I was a marked man of course, but I was used to that. I got up to all my old tricks, and the crowd loved it. Robbie was thunderous in his tackling. Chelsea got through the final, against Newcastle.

So in April 1943, under Italian sunshine and behind the barbed wire, we had our very own FA Cup Final. The whole camp was there to watch, over two thousand men, and hundreds of Italians too, including the Commandatore himself. It was quite a match. They were all over us to start with, and had me marked so close I could hardly move. Paulo – one of the Italian guards we all liked – turned out to be a lousy ref, or maybe he was a secret Newcastle supporter, because every decision went against us. At half time we were a goal down. Luckily they ran out of puff in the second half and I squeezed in a couple of cheeky goals. Half the crowd went wild when I scored the winner, and when it was all over someone started singing ‘Abide With Me’. We fairly belted it out, and when we’d finished we all clapped and cheered, and to be fair, the Italians did too. They were all right – most of them.
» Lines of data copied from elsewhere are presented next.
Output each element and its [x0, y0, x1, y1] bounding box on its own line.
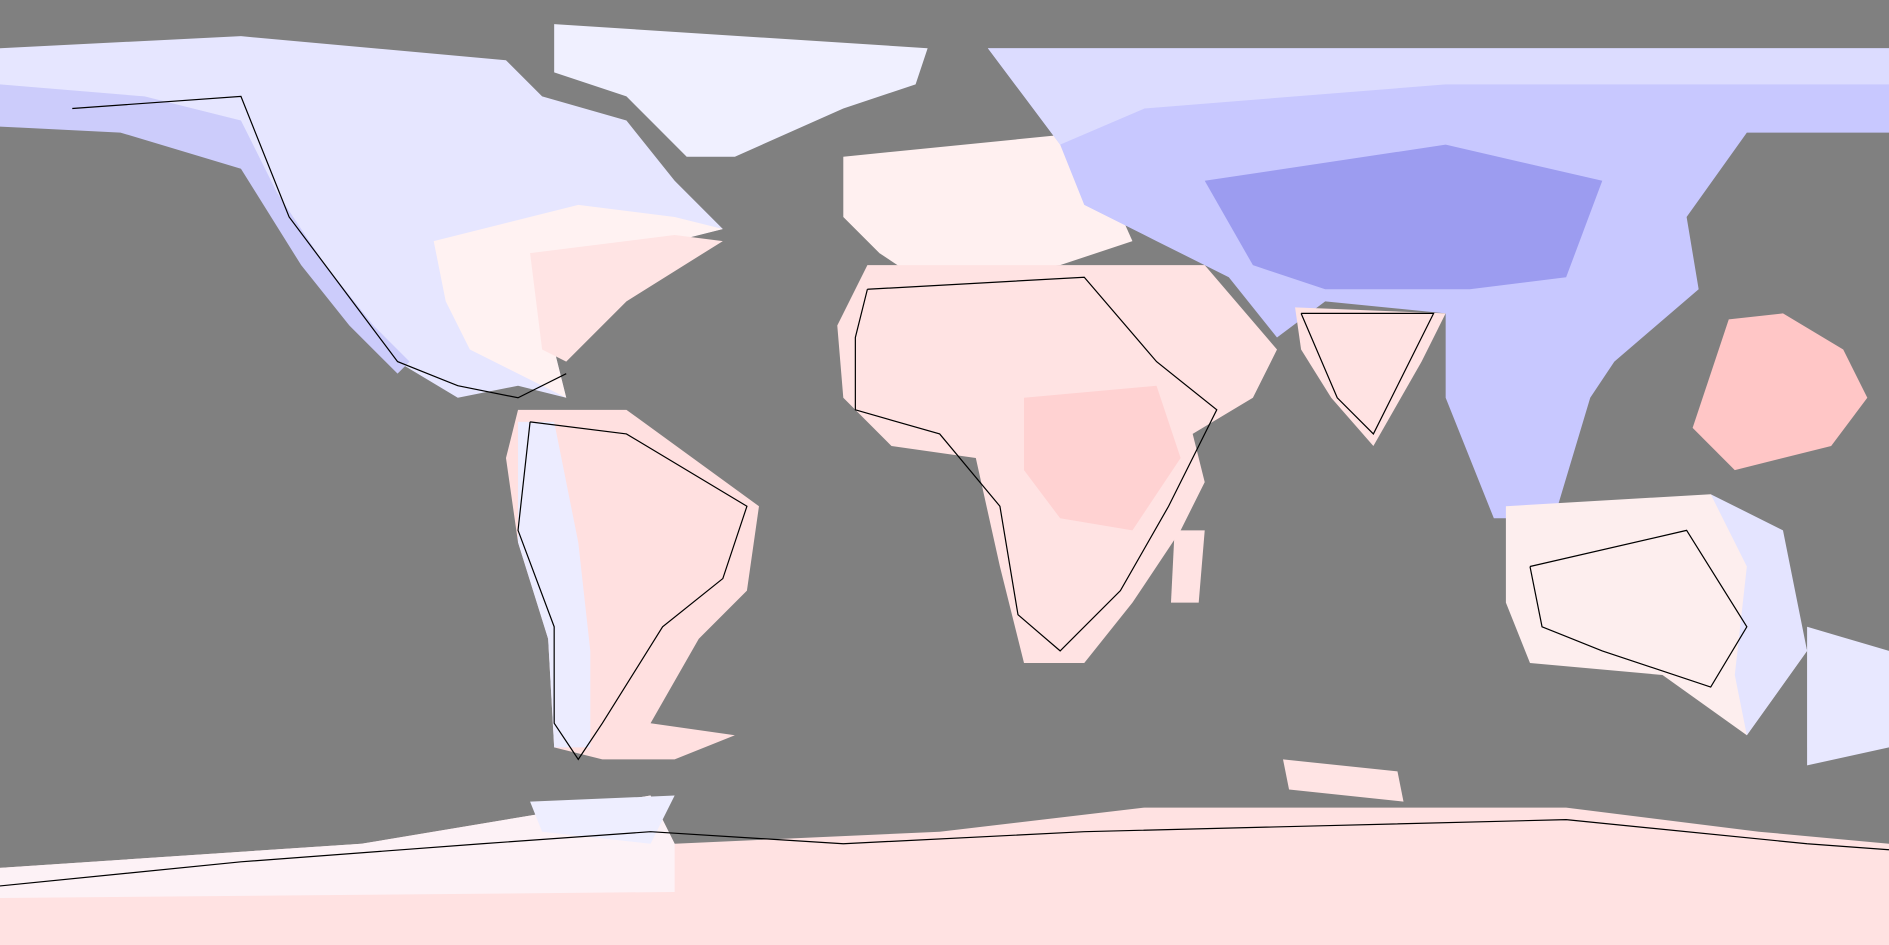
coastline	[517, 421, 748, 761]
greenland	[554, 24, 928, 157]
new-zealand	[1807, 626, 1889, 766]
europe	[843, 132, 1133, 278]
africa-center	[1024, 385, 1181, 531]
asia-core	[1204, 144, 1603, 290]
south-america-west	[518, 421, 591, 748]
north-america-gulf	[530, 235, 723, 362]
australia-east	[1710, 494, 1808, 736]
pacific-blob	[1692, 313, 1868, 471]
coastline	[854, 276, 1218, 652]
antarctic-peninsula	[530, 795, 675, 844]
coastline	[1300, 312, 1435, 435]
coastline	[72, 95, 567, 399]
coastline	[0, 819, 1889, 887]
coastline	[1529, 529, 1748, 688]
asia-north	[987, 48, 1889, 145]
southern-patch	[1283, 759, 1404, 802]
antarctica-west	[0, 795, 675, 898]
madagascar	[1170, 530, 1205, 603]
north-america-west	[0, 84, 410, 374]
india	[1295, 307, 1446, 446]
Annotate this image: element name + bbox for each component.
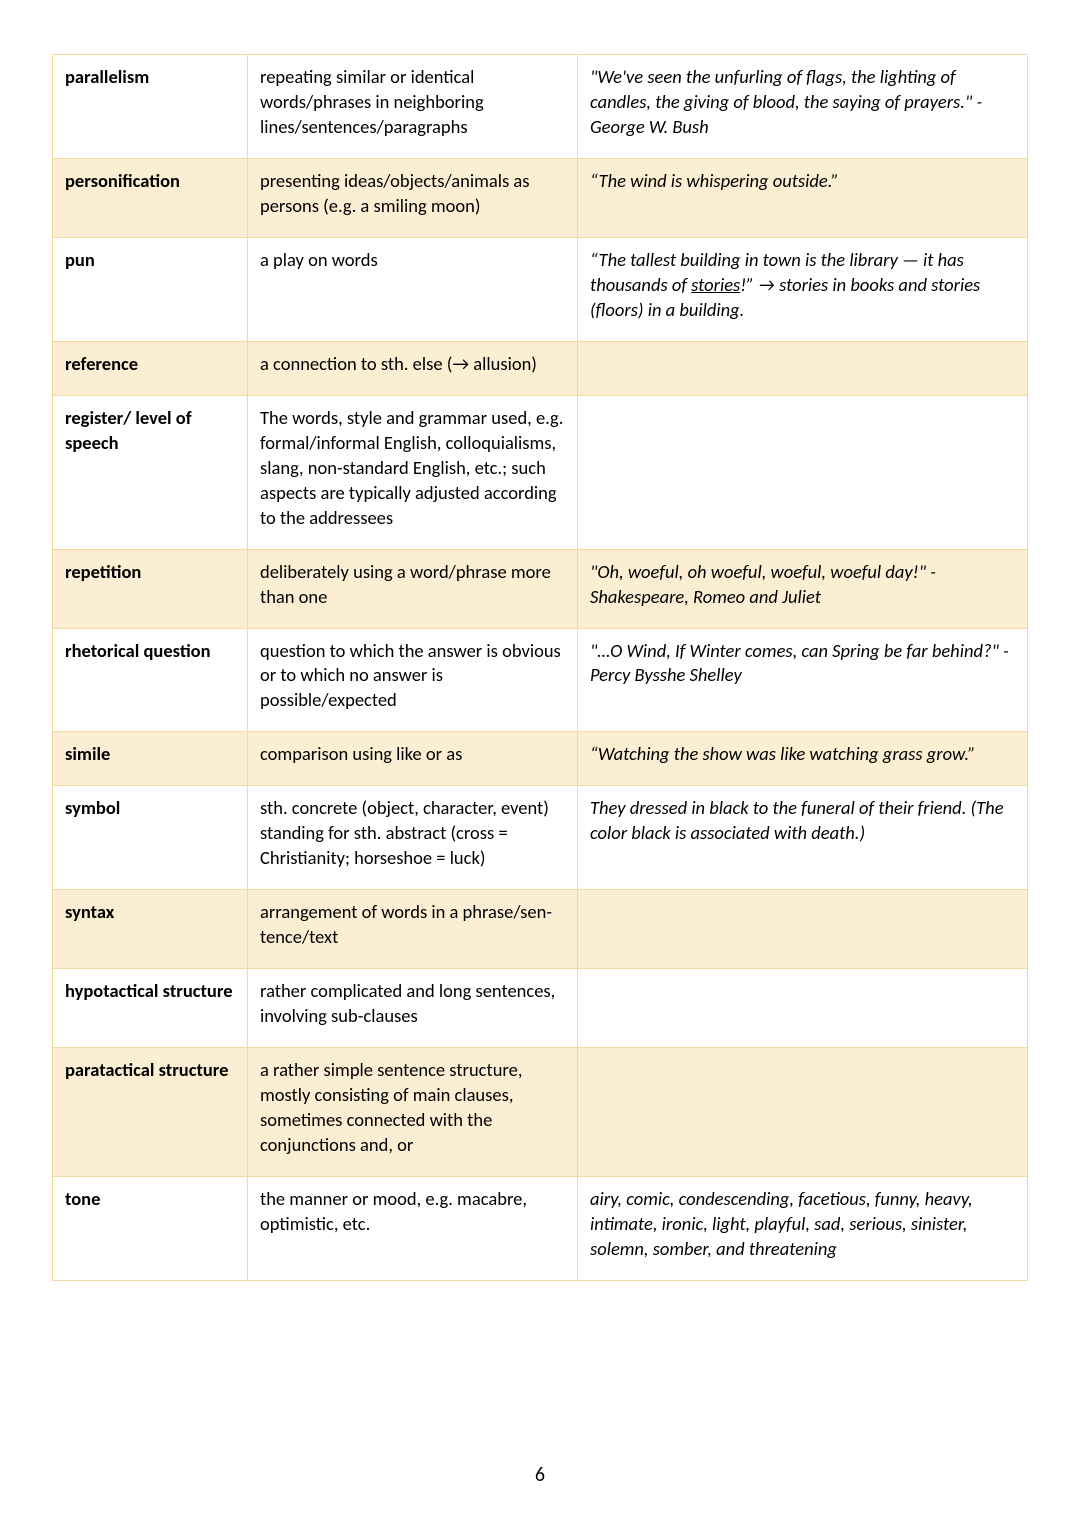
definition-cell: comparison using like or as [248, 732, 578, 786]
table-row: syntaxarrangement of words in a phrase/s… [53, 890, 1028, 969]
example-cell [578, 395, 1028, 549]
definition-cell: a play on words [248, 237, 578, 341]
definition-cell: rather complicated and long sentences, i… [248, 969, 578, 1048]
table-row: referencea connection to sth. else (→ al… [53, 341, 1028, 395]
term-cell: tone [53, 1177, 248, 1281]
table-row: tonethe manner or mood, e.g. macabre, op… [53, 1177, 1028, 1281]
example-cell: airy, comic, condescending, facetious, f… [578, 1177, 1028, 1281]
table-row: paratactical structurea rather simple se… [53, 1048, 1028, 1177]
term-cell: syntax [53, 890, 248, 969]
definition-cell: sth. concrete (object, character, event)… [248, 786, 578, 890]
definition-cell: question to which the answer is obvious … [248, 628, 578, 732]
example-cell: They dressed in black to the funeral of … [578, 786, 1028, 890]
example-cell [578, 1048, 1028, 1177]
example-cell: “The wind is whispering outside.” [578, 158, 1028, 237]
document-page: parallelismrepeating similar or identica… [0, 0, 1080, 1527]
term-cell: reference [53, 341, 248, 395]
definition-cell: a rather simple sentence structure, most… [248, 1048, 578, 1177]
table-row: repetitiondeliberately using a word/phra… [53, 549, 1028, 628]
definition-cell: arrangement of words in a phrase/sen­ten… [248, 890, 578, 969]
table-row: register/ level of speechThe words, styl… [53, 395, 1028, 549]
definition-cell: a connection to sth. else (→ allusion) [248, 341, 578, 395]
term-cell: symbol [53, 786, 248, 890]
term-cell: paratactical structure [53, 1048, 248, 1177]
table-row: symbolsth. concrete (object, character, … [53, 786, 1028, 890]
table-row: hypotactical structurerather complicated… [53, 969, 1028, 1048]
example-text-underlined: stories [691, 273, 740, 296]
term-cell: repetition [53, 549, 248, 628]
example-cell [578, 341, 1028, 395]
term-cell: register/ level of speech [53, 395, 248, 549]
definition-cell: deliberately using a word/phrase more th… [248, 549, 578, 628]
example-cell [578, 890, 1028, 969]
example-cell: "Oh, woeful, oh woeful, woeful, woeful d… [578, 549, 1028, 628]
definition-cell: the manner or mood, e.g. macabre, optimi… [248, 1177, 578, 1281]
table-row: similecomparison using like or as“Watchi… [53, 732, 1028, 786]
table-body: parallelismrepeating similar or identica… [53, 55, 1028, 1281]
table-row: personificationpresenting ideas/objects/… [53, 158, 1028, 237]
definition-cell: The words, style and grammar used, e.g. … [248, 395, 578, 549]
term-cell: personification [53, 158, 248, 237]
example-cell: “Watching the show was like watching gra… [578, 732, 1028, 786]
example-cell: "…O Wind, If Winter comes, can Spring be… [578, 628, 1028, 732]
example-cell: "We've seen the unfurling of flags, the … [578, 55, 1028, 159]
term-cell: simile [53, 732, 248, 786]
definition-cell: repeating similar or identical words/phr… [248, 55, 578, 159]
definition-cell: presenting ideas/objects/animals as pers… [248, 158, 578, 237]
term-cell: rhetorical question [53, 628, 248, 732]
example-cell: “The tallest building in town is the lib… [578, 237, 1028, 341]
page-number: 6 [0, 1463, 1080, 1487]
term-cell: pun [53, 237, 248, 341]
table-row: rhetorical questionquestion to which the… [53, 628, 1028, 732]
example-cell [578, 969, 1028, 1048]
table-row: parallelismrepeating similar or identica… [53, 55, 1028, 159]
term-cell: hypotactical structure [53, 969, 248, 1048]
table-row: puna play on words“The tallest building … [53, 237, 1028, 341]
term-cell: parallelism [53, 55, 248, 159]
glossary-table: parallelismrepeating similar or identica… [52, 54, 1028, 1281]
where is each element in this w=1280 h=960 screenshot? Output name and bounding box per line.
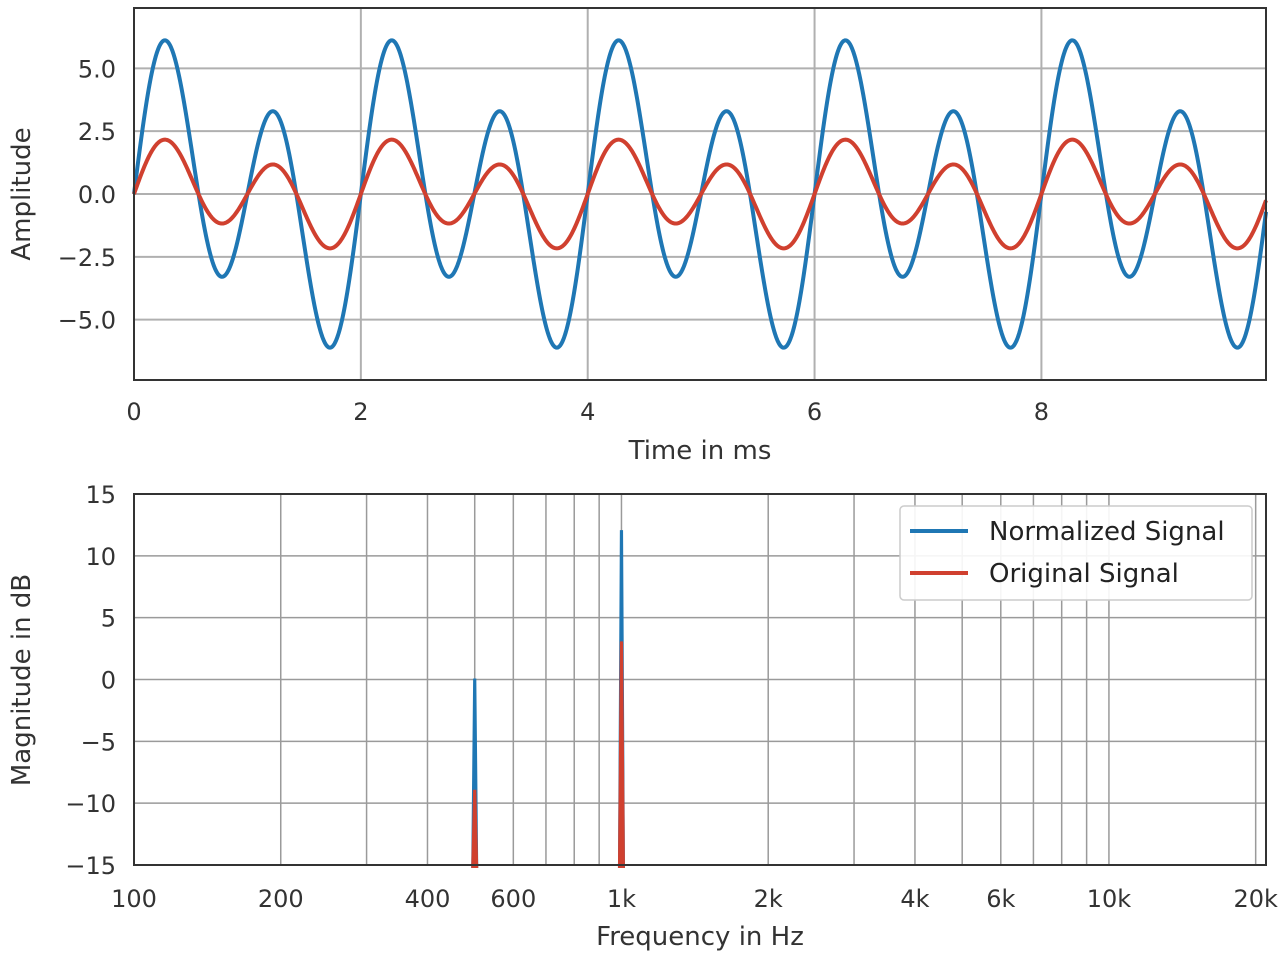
time-y-tick-label: 2.5 [78, 118, 116, 146]
freq-plot-lines [471, 530, 625, 868]
freq-y-tick-label: 0 [101, 667, 116, 695]
time-x-tick-label: 0 [126, 398, 141, 426]
time-series-original [132, 137, 1268, 251]
freq-x-tick-label: 10k [1087, 885, 1132, 913]
freq-plot-frame [133, 493, 1267, 866]
freq-y-ticks: 15 10 5 0 −5 −10 −15 [65, 481, 116, 880]
freq-y-tick-label: 10 [85, 543, 116, 571]
freq-x-tick-label: 1k [607, 885, 636, 913]
freq-y-tick-label: −15 [65, 852, 116, 880]
freq-x-tick-label: 400 [405, 885, 451, 913]
frequency-domain-plot: 100 200 400 600 1k 2k 4k 6k 10k 20k 15 10 5 0 −5 −10 −1… [7, 481, 1278, 952]
time-x-tick-label: 4 [580, 398, 595, 426]
legend-box [899, 505, 1253, 601]
original-peak [471, 789, 479, 868]
freq-x-axis-label: Frequency in Hz [596, 922, 804, 952]
original-peak [617, 641, 625, 868]
freq-x-tick-label: 600 [490, 885, 536, 913]
time-domain-plot: 0 2 4 6 8 5.0 2.5 0.0 −2.5 −5.0 Time in ms Ampli… [7, 7, 1268, 466]
time-plot-frame [133, 7, 1267, 381]
time-y-ticks: 5.0 2.5 0.0 −2.5 −5.0 [58, 55, 116, 334]
freq-x-tick-label: 2k [754, 885, 783, 913]
freq-x-tick-label: 100 [111, 885, 157, 913]
freq-y-tick-label: 5 [101, 605, 116, 633]
freq-y-tick-label: 15 [85, 481, 116, 509]
freq-y-tick-label: −10 [65, 790, 116, 818]
legend-label-normalized: Normalized Signal [989, 517, 1225, 547]
time-y-tick-label: −2.5 [58, 244, 116, 272]
time-y-tick-label: 5.0 [78, 55, 116, 83]
freq-y-axis-label: Magnitude in dB [7, 574, 37, 786]
freq-x-tick-label: 6k [986, 885, 1015, 913]
legend-label-original: Original Signal [989, 559, 1179, 589]
time-x-ticks: 0 2 4 6 8 [126, 398, 1049, 426]
freq-y-tick-label: −5 [81, 728, 116, 756]
time-y-axis-label: Amplitude [7, 127, 37, 260]
legend: Normalized Signal Original Signal [899, 505, 1253, 601]
time-x-tick-label: 2 [353, 398, 368, 426]
freq-x-tick-label: 200 [258, 885, 304, 913]
time-plot-lines [132, 38, 1268, 350]
time-x-tick-label: 8 [1034, 398, 1049, 426]
time-x-axis-label: Time in ms [628, 436, 772, 466]
time-y-tick-label: −5.0 [58, 307, 116, 335]
freq-x-tick-label: 20k [1233, 885, 1278, 913]
time-y-tick-label: 0.0 [78, 181, 116, 209]
time-x-tick-label: 6 [807, 398, 822, 426]
freq-x-ticks: 100 200 400 600 1k 2k 4k 6k 10k 20k [111, 885, 1278, 913]
freq-x-tick-label: 4k [900, 885, 929, 913]
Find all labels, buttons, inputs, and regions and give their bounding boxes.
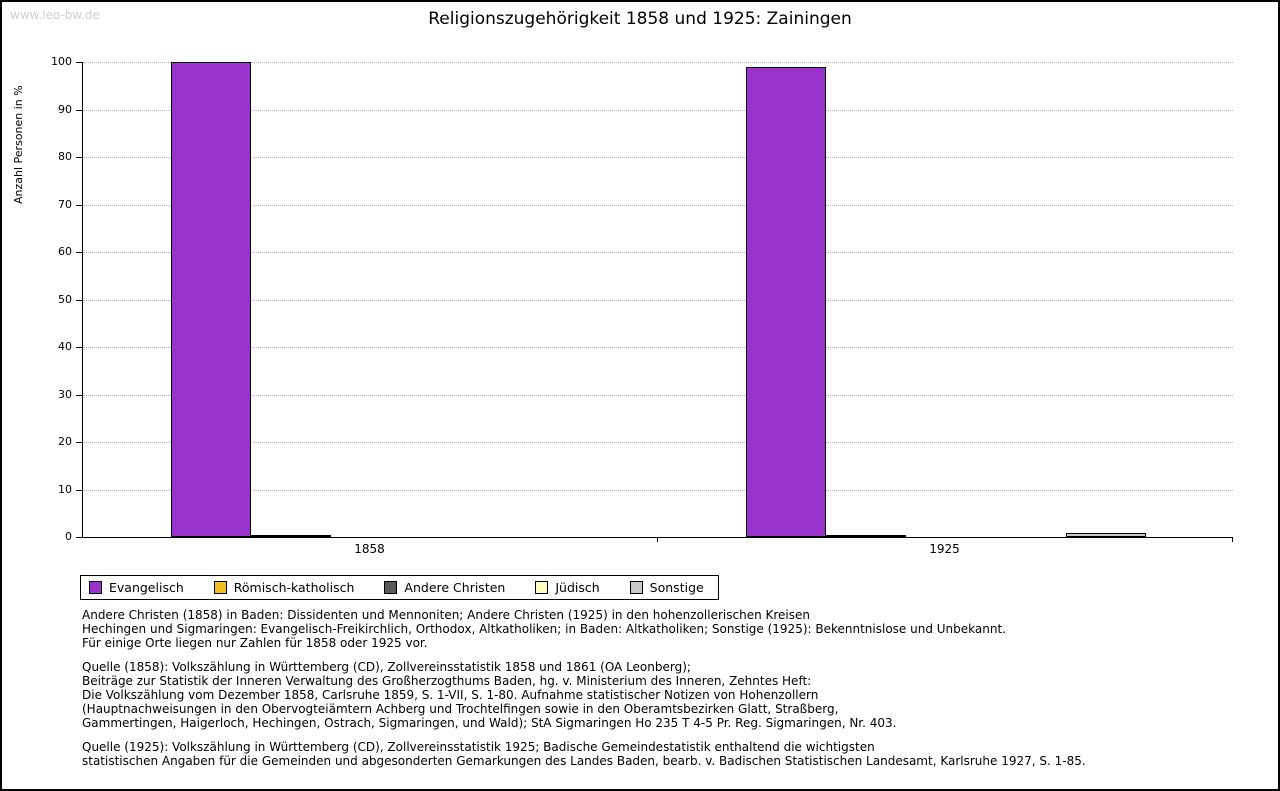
y-tick [76,347,82,348]
note-line: Hechingen und Sigmaringen: Evangelisch-F… [82,622,1006,636]
y-tick-label: 60 [58,245,72,258]
y-tick [76,299,82,301]
bar [825,535,906,537]
x-category-label: 1858 [354,542,385,556]
bar [1065,533,1146,537]
gridline [83,62,1233,63]
y-tick [76,204,82,206]
y-tick-label: 40 [58,340,72,353]
y-tick [76,62,82,63]
legend-label: Römisch-katholisch [233,580,355,595]
y-tick [76,252,82,253]
legend-swatch [89,581,102,594]
x-axis-ticks [82,538,1233,543]
bar [250,535,331,537]
gridline [83,109,1233,111]
y-tick-label: 0 [65,530,72,543]
notes: Andere Christen (1858) in Baden: Disside… [82,608,1086,778]
note-line: Für einige Orte liegen nur Zahlen für 18… [82,636,428,650]
bar [170,62,251,537]
y-tick-label: 80 [58,150,72,163]
legend-swatch [629,581,643,594]
gridline [83,157,1233,158]
chart-title: Religionszugehörigkeit 1858 und 1925: Za… [428,9,852,29]
gridline [83,204,1233,206]
legend-item: Evangelisch [89,580,184,595]
y-tick [76,489,82,491]
plot-area [82,62,1233,538]
legend-label: Evangelisch [109,580,184,595]
legend-label: Jüdisch [555,580,600,595]
y-tick-label: 70 [58,197,72,211]
gridline [83,394,1233,396]
legend-label: Andere Christen [404,580,506,595]
y-tick-label: 10 [58,482,72,496]
note-line: Die Volkszählung vom Dezember 1858, Carl… [82,688,819,702]
legend-swatch [535,581,549,594]
y-axis-ticks: 0 10 20 30 40 50 60 70 80 90 100 [2,56,82,543]
note-line: (Hauptnachweisungen in den Obervogteiämt… [82,702,839,716]
legend-swatch [213,581,227,594]
gridline [83,252,1233,253]
note-line: Gammertingen, Haigerloch, Hechingen, Ost… [82,716,897,730]
y-tick [76,157,82,158]
note-line: Quelle (1858): Volkszählung in Württembe… [82,660,691,674]
legend: Evangelisch Römisch-katholisch Andere Chri… [80,575,719,600]
legend-item: Jüdisch [535,580,600,595]
note-paragraph-source-1858: Quelle (1858): Volkszählung in Württembe… [82,660,1086,730]
watermark: www.leo-bw.de [10,8,100,22]
gridline [83,299,1233,301]
y-tick [76,394,82,396]
x-axis-labels: 1858 1925 [82,542,1232,558]
note-line: Beiträge zur Statistik der Inneren Verwa… [82,674,812,688]
y-tick-label: 100 [51,55,72,68]
y-tick-label: 20 [58,435,72,448]
y-tick-label: 30 [58,387,72,401]
legend-label: Sonstige [649,580,704,595]
x-tick [1232,538,1233,542]
y-tick [76,537,82,538]
legend-item: Andere Christen [384,580,505,595]
gridline [83,442,1233,443]
note-line: statistischen Angaben für die Gemeinden … [82,754,1086,768]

Next day came the big surprise. Paulo came up to me as I was sitting outside the hut writing a letter. “Before the war I see England play against Italia in Roma,” he said. “Why we not play Italia against England, here, in this camp?”

So there we were a couple of weeks later on the camp football field facing each other, the best of us against the best of them. We all had white shirts and they had blue – like the real thing. Paulo captained them, I captained us. They were good too, tricky and quick. They ran circles round us. I found myself defending with the back four, marshalling the middle and trying to score goals all at the same time. It didn’t work. They went one goal up soon after half time and were well on top too for most of the second half. We really had our backs to the wall. The crowd had all gone very quiet. We were all bunched – when the ball landed at my feet. I was exhausted. All I wanted to do was boot it up the field, just to get it clear. But I had four Italians coming at me and that fired me up. I beat one and another, then another, and leaving Paulo sprawling, made for their goal. I had just the goalie to beat. I feinted this way, that way and stroked it in. It was the best goal I ever scored. The whistle blew for full time. I was hoisted up and carried in triumph round the camp. We hadn’t won, but we hadn’t lost. Honours even. Just as well, I’ve always thought. Both sides could laugh about it afterwards. Important that.